Is the “individual mandate” in President Barack Obama’s health-care law a penalty, or is it a tax? Through a series of comic accidents, this has become the most important question facing our nation.
When designing the legislation that became the Affordable Care Act, the president borrowed what had been the central idea of Republican health-care-reform proposals in the early 1990s, as well as the central idea of Governor Mitt Romney’s health-care reform in Massachusetts. This was a requirement that almost every adult American either carry insurance or pay a fine. The Obama folks were eager to categorize this fine as a penalty, not a tax, because he had promised not to raise taxes on people earning less than $200,000 ($250,000 for a couple).
Nevertheless, Obama’s lawyers, in defending the individual mandate before the Supreme Court against charges that it exceeded the federal government’s powers under the Commerce Clause, did argue in the alternative that the mandate could be justified under the federal government’s taxing powers. Chief Justice John Roberts surprised everybody by agreeing with the law’s opponents about the Commerce Clause, but buying the administration’s view about the taxing power. Joining with the court’s four liberal justices, he thus provided the fifth vote to uphold the law.
This was a great victory for Obama, although its implications are more ominous. The conservative argument is that Obamacare -- and who knows what other laws, many of them far older and more established -- exceed the federal government’s authority under the Commerce Clause.

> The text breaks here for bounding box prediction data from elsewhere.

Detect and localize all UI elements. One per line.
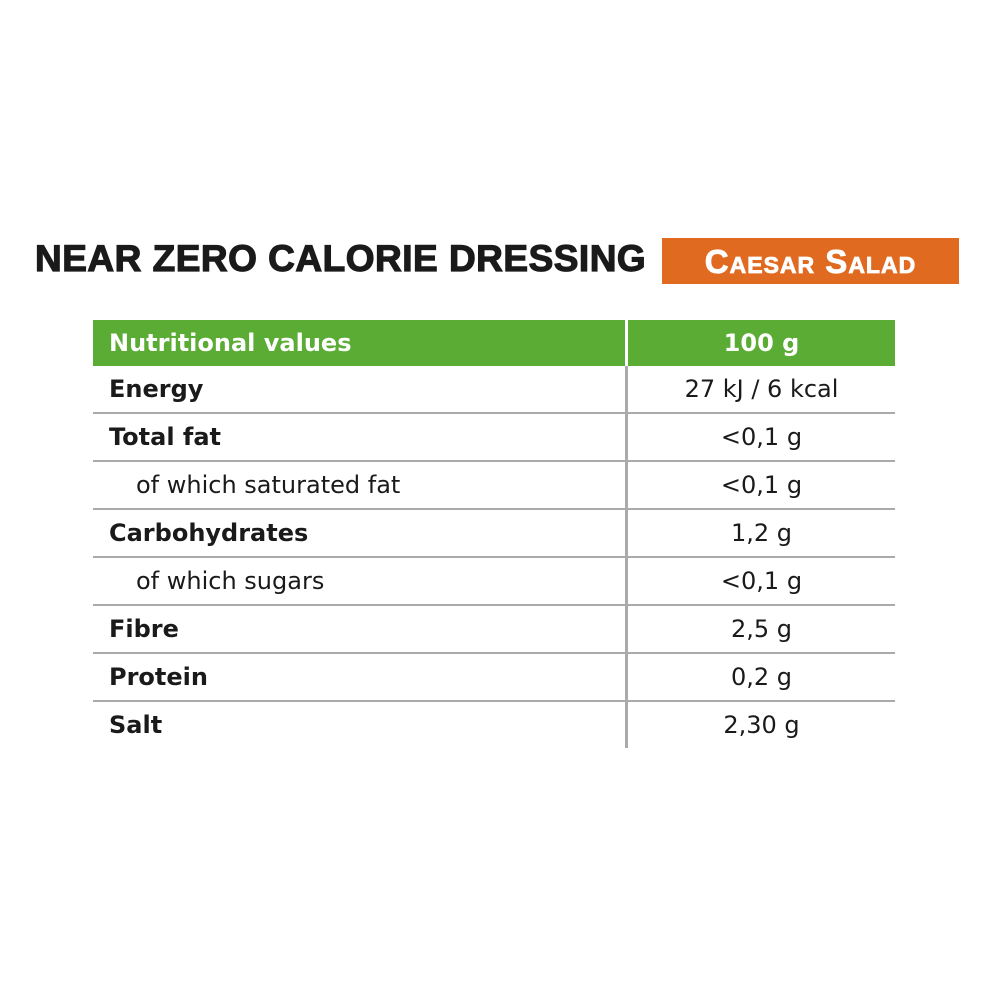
nutrient-name: Total fat: [93, 413, 628, 462]
table-row: of which saturated fat <0,1 g: [93, 461, 895, 510]
nutrient-name: Carbohydrates: [93, 509, 628, 558]
nutrient-value: 2,30 g: [723, 711, 800, 739]
table-row: Salt 2,30 g: [93, 701, 895, 748]
nutrient-value: 1,2 g: [626, 509, 895, 558]
table-row: Fibre 2,5 g: [93, 605, 895, 654]
table-row: Total fat <0,1 g: [93, 413, 895, 462]
column-header: 100 g: [626, 320, 895, 366]
column-header: Nutritional values: [93, 320, 628, 366]
nutrient-value: 27 kJ / 6 kcal: [626, 366, 895, 414]
header-row: Nutritional values 100 g: [93, 320, 895, 366]
title: NEAR ZERO CALORIE DRESSING: [34, 237, 647, 279]
nutrient-value: <0,1 g: [626, 461, 895, 510]
table-row: Carbohydrates 1,2 g: [93, 509, 895, 558]
nutrient-name: of which saturated fat: [93, 461, 628, 510]
table-row: Protein 0,2 g: [93, 653, 895, 702]
nutrient-name: Protein: [93, 653, 628, 702]
table-body: Energy 27 kJ / 6 kcal Total fat <0,1 g of wh…: [93, 366, 895, 748]
nutrient-value: <0,1 g: [626, 557, 895, 606]
nutrient-value: 0,2 g: [626, 653, 895, 702]
nutrient-name: Energy: [93, 366, 628, 414]
nutrient-name: of which sugars: [93, 557, 628, 606]
table-row: Energy 27 kJ / 6 kcal: [93, 366, 895, 414]
table-row: of which sugars <0,1 g: [93, 557, 895, 606]
nutrient-name: Fibre: [93, 605, 628, 654]
badge: Caesar Salad: [662, 238, 959, 284]
nutrient-value: 2,5 g: [626, 605, 895, 654]
nutrient-value: <0,1 g: [626, 413, 895, 462]
nutrition-table: Nutritional values 100 g Energy 27 kJ / 6…: [93, 320, 895, 748]
nutrient-name: Salt: [93, 701, 628, 748]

Five members of the court (Roberts plus the four conservative dissenters who would have invalidated the law) now agree with this premise.
The decision also seemed to put the administration in a box. Is the individual mandate a tax? If so, Obama is conceding that he raised taxes on the middle class. If not, then Obama is suggesting that the Supreme Court was wrong, even though it went his way.
This is nothing, though, compared with the knots the Republicans and their presumptive presidential nominee have tied themselves into over this issue. Romney said immediately after the Supreme Court ruling that he disagreed: The mandate is not a tax. That’s because an almost identical penalty is part of his Massachusetts health-care reform -- and because, if it’s a tax, the Supreme Court was correct in declaring the law constitutional.
Then, as usual when he finds himself singing a different melody than the far right, Romney changed his tune. The mandate is indeed a tax, he agreed last week, because the Supreme Court says so, and it gets the last word. It is convenient for Romney to say that the Supreme Court has ruled and so his hands are tied. As Josh Barro points out on Bloomberg View’s the Ticker blog, this is not a principle that Romney applies to other issues, such as abortion.
So is it a penalty or is it a tax? The answer is: It’s both. “Penalty” and “tax” are just words. They don’t have some kind of essence that can settle any arguments about their meanings if only it can be discovered. Both words describe situations where the government demands payment from someone for something. There are penalties that clearly are not taxes, such as jail time for committing a crime, and there are taxes that are not penalties, like the Social Security or Medicare payroll taxes. Then there are penalties that are also taxes. Like the individual mandate.
However much a fee may resemble a penalty, it can still be a tax, and vice versa. Arguing about whether it is one or the other is like arguing about how many angels can dance on the head of a pin.